I don't know too much about 20th century British poetry, but I would venture that Larkin's poem on biology and heritability also considers traits inherited over the history of poetry, hence the thumping iambic tetrameter. (Rhythm was not avoided in his work, to be sure.)

Larkin's title brings to mind an antecedent poem by Robert Louis Stevenson, "Requiem":

UNDER the wide and starry sky
Dig the grave and let me lie:
Glad did I live and gladly die,
And I laid me down with a will.

This be the verse you 'grave for me:
Here he lies where he long'd to be;
Home is the sailor, home from the sea,
And the hunter home from the hill.
Relevant for the incidental or coincidental line but also for the address to his heirs.

Posted by Kriston at November 18, 2005 12:51 AM
Comments

Your comment calls to my mind Housman's memorial poem for Stevenson, "R.L.S.", which draws on the somewhat histrionic "Requiem" by drawing out its images into metaphors of artistic fecundity (alternating line indentation doesn't seem to come through):

Home is the sailor, home from sea:
Her far-borne canvas furled
The ship pours shining on the quay
The plunder of the world.

Home is the hunter from the hill:
Fast in the boundless snare
All flesh lies taken at his will
And every fowl of air.

'Tis evening on the moorland free,
The starlit wave is still:
Home is the sailor from the sea,
The hunter from the hill.

I don't know what, if anything, Larkin had to say about Stevenson, but he counted Housman among those who made a connection between poetry and the reading public, and so a predecessor of sorts.

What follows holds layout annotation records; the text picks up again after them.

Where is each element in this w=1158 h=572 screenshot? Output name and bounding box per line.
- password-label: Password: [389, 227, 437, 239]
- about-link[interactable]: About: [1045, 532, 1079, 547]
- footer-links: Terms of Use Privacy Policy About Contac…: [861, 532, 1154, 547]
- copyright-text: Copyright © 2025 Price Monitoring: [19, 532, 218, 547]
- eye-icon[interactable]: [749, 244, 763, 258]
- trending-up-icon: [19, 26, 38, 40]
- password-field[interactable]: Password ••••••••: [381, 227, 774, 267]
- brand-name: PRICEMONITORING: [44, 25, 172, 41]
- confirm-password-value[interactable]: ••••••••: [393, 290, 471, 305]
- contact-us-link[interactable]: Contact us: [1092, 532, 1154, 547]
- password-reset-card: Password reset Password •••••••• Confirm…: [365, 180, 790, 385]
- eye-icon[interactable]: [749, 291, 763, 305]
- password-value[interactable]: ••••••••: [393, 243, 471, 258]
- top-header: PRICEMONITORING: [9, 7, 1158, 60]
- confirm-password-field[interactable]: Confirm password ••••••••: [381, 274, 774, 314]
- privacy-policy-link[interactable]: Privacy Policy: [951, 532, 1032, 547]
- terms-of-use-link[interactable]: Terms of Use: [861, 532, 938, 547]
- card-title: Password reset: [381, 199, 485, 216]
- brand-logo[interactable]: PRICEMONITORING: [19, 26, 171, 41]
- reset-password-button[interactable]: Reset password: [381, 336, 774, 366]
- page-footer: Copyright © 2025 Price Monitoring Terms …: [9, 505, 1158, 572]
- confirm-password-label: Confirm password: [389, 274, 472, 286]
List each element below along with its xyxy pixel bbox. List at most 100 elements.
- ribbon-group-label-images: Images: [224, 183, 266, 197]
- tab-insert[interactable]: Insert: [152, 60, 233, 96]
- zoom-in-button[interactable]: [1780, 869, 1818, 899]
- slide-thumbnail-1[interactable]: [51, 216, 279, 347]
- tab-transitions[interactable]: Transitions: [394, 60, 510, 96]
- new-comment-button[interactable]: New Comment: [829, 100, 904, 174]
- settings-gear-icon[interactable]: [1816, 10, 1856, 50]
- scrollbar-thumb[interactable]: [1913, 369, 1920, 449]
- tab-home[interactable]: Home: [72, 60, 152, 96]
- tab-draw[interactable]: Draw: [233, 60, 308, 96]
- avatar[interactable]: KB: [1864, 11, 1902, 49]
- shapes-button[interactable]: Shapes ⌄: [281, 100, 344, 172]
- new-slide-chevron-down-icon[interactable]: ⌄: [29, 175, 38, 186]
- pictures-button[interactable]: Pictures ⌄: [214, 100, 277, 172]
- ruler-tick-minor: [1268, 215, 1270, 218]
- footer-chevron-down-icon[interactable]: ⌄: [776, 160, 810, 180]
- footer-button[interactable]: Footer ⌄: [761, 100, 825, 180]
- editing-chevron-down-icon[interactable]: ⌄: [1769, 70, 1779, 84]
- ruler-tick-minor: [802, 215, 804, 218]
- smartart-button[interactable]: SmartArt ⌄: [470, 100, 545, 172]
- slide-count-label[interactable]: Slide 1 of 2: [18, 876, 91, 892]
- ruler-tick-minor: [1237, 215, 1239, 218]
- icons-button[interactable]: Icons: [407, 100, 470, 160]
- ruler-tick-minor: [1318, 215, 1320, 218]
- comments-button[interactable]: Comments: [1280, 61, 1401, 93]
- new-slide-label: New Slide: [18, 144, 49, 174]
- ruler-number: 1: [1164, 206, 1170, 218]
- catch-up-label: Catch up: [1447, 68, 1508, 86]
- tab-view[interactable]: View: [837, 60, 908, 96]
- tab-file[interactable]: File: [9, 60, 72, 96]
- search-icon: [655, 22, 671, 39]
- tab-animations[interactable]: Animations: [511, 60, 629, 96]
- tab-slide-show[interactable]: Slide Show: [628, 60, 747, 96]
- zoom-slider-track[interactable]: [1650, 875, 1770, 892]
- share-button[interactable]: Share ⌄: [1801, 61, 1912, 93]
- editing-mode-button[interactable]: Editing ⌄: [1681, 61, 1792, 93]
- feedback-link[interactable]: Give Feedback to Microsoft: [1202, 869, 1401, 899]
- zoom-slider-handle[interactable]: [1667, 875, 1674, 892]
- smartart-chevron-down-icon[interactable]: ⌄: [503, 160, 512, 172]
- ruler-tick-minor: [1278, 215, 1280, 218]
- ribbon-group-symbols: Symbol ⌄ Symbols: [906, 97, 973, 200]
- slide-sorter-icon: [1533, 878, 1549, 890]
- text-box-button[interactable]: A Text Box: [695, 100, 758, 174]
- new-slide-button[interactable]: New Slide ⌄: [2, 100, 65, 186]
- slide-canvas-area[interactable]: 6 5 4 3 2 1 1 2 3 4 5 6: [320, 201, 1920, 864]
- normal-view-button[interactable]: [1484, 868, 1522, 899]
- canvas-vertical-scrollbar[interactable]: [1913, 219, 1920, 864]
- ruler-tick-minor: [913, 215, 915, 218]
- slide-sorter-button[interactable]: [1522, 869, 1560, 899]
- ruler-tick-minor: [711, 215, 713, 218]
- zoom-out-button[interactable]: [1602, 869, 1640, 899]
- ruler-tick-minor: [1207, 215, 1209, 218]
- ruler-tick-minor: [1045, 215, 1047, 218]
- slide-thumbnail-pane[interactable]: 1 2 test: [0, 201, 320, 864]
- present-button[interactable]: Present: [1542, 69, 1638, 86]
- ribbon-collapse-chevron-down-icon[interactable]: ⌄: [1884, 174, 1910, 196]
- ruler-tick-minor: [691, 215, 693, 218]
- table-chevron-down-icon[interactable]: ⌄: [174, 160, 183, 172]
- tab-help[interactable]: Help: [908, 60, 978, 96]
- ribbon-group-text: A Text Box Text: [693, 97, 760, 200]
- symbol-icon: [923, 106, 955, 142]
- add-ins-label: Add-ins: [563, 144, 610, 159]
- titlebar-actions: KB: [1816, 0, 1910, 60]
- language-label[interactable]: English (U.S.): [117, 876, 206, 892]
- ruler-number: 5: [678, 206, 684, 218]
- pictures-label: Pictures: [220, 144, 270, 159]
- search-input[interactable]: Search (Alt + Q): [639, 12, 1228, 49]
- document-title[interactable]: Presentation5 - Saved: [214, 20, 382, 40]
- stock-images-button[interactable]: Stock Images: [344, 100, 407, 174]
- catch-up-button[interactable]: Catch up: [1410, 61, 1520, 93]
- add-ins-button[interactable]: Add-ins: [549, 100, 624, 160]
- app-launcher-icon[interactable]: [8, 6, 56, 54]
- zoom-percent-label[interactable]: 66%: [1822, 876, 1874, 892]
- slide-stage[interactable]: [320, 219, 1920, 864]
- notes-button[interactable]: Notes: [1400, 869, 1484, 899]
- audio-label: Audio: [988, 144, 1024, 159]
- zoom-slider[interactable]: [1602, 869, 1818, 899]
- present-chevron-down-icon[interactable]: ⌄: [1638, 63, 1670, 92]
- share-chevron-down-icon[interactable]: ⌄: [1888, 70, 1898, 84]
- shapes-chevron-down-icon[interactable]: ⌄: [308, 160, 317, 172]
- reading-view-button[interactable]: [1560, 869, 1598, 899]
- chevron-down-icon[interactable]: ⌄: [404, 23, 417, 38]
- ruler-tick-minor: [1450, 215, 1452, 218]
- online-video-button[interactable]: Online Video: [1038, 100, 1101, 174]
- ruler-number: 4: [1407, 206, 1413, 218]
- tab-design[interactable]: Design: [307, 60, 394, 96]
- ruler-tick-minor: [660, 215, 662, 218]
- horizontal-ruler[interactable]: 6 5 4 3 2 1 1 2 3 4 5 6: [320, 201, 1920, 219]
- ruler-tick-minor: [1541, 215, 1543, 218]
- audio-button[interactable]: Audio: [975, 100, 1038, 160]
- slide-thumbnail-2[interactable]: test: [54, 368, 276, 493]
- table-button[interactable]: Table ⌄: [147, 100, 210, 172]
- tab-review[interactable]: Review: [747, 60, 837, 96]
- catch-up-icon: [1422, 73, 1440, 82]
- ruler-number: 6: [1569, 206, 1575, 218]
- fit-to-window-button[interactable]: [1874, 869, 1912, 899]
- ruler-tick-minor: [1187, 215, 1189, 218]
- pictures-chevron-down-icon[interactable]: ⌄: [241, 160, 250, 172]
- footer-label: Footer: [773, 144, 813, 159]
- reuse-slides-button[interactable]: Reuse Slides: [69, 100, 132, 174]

He also wrote a lovely short review of a biography of the scholar and poet, collected in Required Writing.

"Fuck you up" as begetting is mildly interesting, echoing as it does the Larkin's use of verbs with double meanings, as in "Lying in Bed" ("an emblem of two people being honest", and so on.)

Posted by: JL at November 18, 2005 6:12 AM

Of course, I have my own opinions about "Requiem".